The heat advisory for the East Bay Inland areas and Santa Clara Valley, including San Jose, was extended to 7 PM Saturday, keeping inland neighborhoods under a warm-weather alert through the evening. In Santa Clara, where World Cup action is expected to draw crowds, the forecast calls for an 88-degree high.
That timing matters because Saturday is set to be the hottest day of the stretch inland, with mid-90s expected away from the coast. The advisory covers the same day as the World Cup event in Santa Clara, where people will be dealing with a cooler number than the interior valleys but still a warm afternoon by Bay Area standards.
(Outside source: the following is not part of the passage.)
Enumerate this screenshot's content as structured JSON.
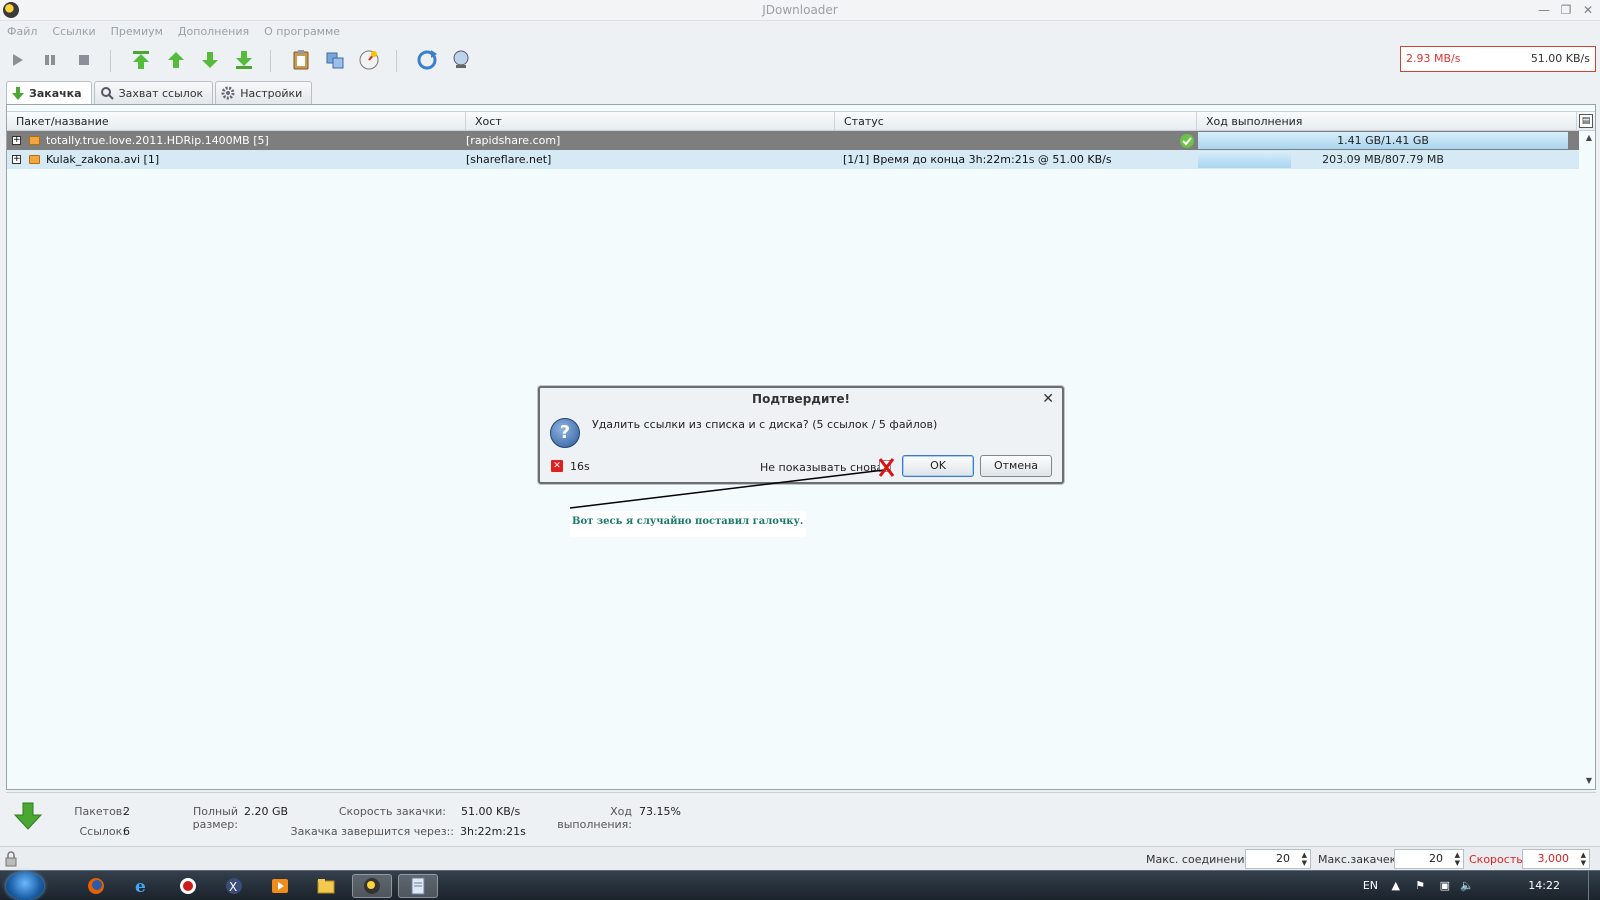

The heat does not arrive alone. A Coastal Advisory runs from 7 PM Saturday until 3 AM Tuesday, and a Beach Hazard Statement begins at 3 AM Sunday and lasts until 3 AM Wednesday, signaling a very different problem for people near the water. Saltwater flooding on roads is expected near the San Francisco Bay shoreline over the next few days, especially late at night, as tides climb as much as 2 feet higher than normal.
Those higher tides are expected to create minor flooding in low-lying parking lots, docks and coastal roads nightly through the middle of next week. Sunday night is expected to bring the absolute highest tide of the event, peaking around 11:10 PM at 1.9 to 2.0 feet above normal. Sunday will also be the coolest day of the weekend, with Livermore forecast to reach 92, but the shift to cooler air does not ease the shoreline risk, where the water level is set to do the opposite.
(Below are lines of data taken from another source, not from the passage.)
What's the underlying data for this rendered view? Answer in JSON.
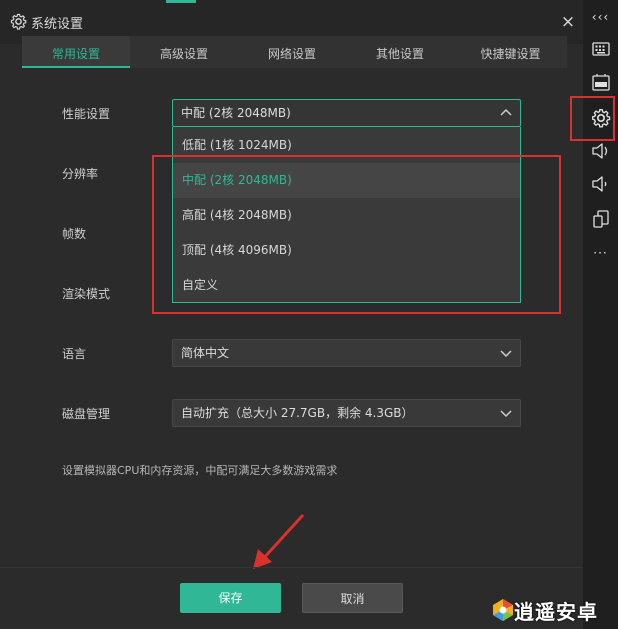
{
  "dialog": {
    "title": "系统设置",
    "close_label": "×"
  },
  "tabs": [
    {
      "label": "常用设置",
      "active": true
    },
    {
      "label": "高级设置"
    },
    {
      "label": "网络设置"
    },
    {
      "label": "其他设置"
    },
    {
      "label": "快捷键设置"
    }
  ],
  "settings": {
    "performance": {
      "label": "性能设置",
      "value": "中配 (2核 2048MB)"
    },
    "resolution": {
      "label": "分辨率"
    },
    "fps": {
      "label": "帧数"
    },
    "render": {
      "label": "渲染模式"
    },
    "language": {
      "label": "语言",
      "value": "简体中文"
    },
    "disk": {
      "label": "磁盘管理",
      "value": "自动扩充（总大小 27.7GB，剩余 4.3GB）"
    }
  },
  "dropdown_options": [
    {
      "label": "低配 (1核 1024MB)"
    },
    {
      "label": "中配 (2核 2048MB)",
      "selected": true
    },
    {
      "label": "高配 (4核 2048MB)"
    },
    {
      "label": "顶配 (4核 4096MB)"
    },
    {
      "label": "自定义"
    }
  ],
  "hint": "设置模拟器CPU和内存资源，中配可满足大多数游戏需求",
  "buttons": {
    "save": "保存",
    "cancel": "取消"
  },
  "sidebar": {
    "collapse": "‹‹‹",
    "more": "···"
  },
  "watermark": {
    "text": "逍遥安卓"
  },
  "colors": {
    "accent": "#2fb796",
    "highlight_box": "#d9322e",
    "background": "#2b2b2b"
  }
}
The combination is what makes this stretch unusual: inland heat Saturday, then cooler conditions Sunday, while the Bay shoreline faces its worst flooding window after dark. With the tides on track to be the highest summer tide ever recorded in the Bay Area, the main question for the next few days is not whether the water will rise, but how many times it will push onto roads and into the places people use every night.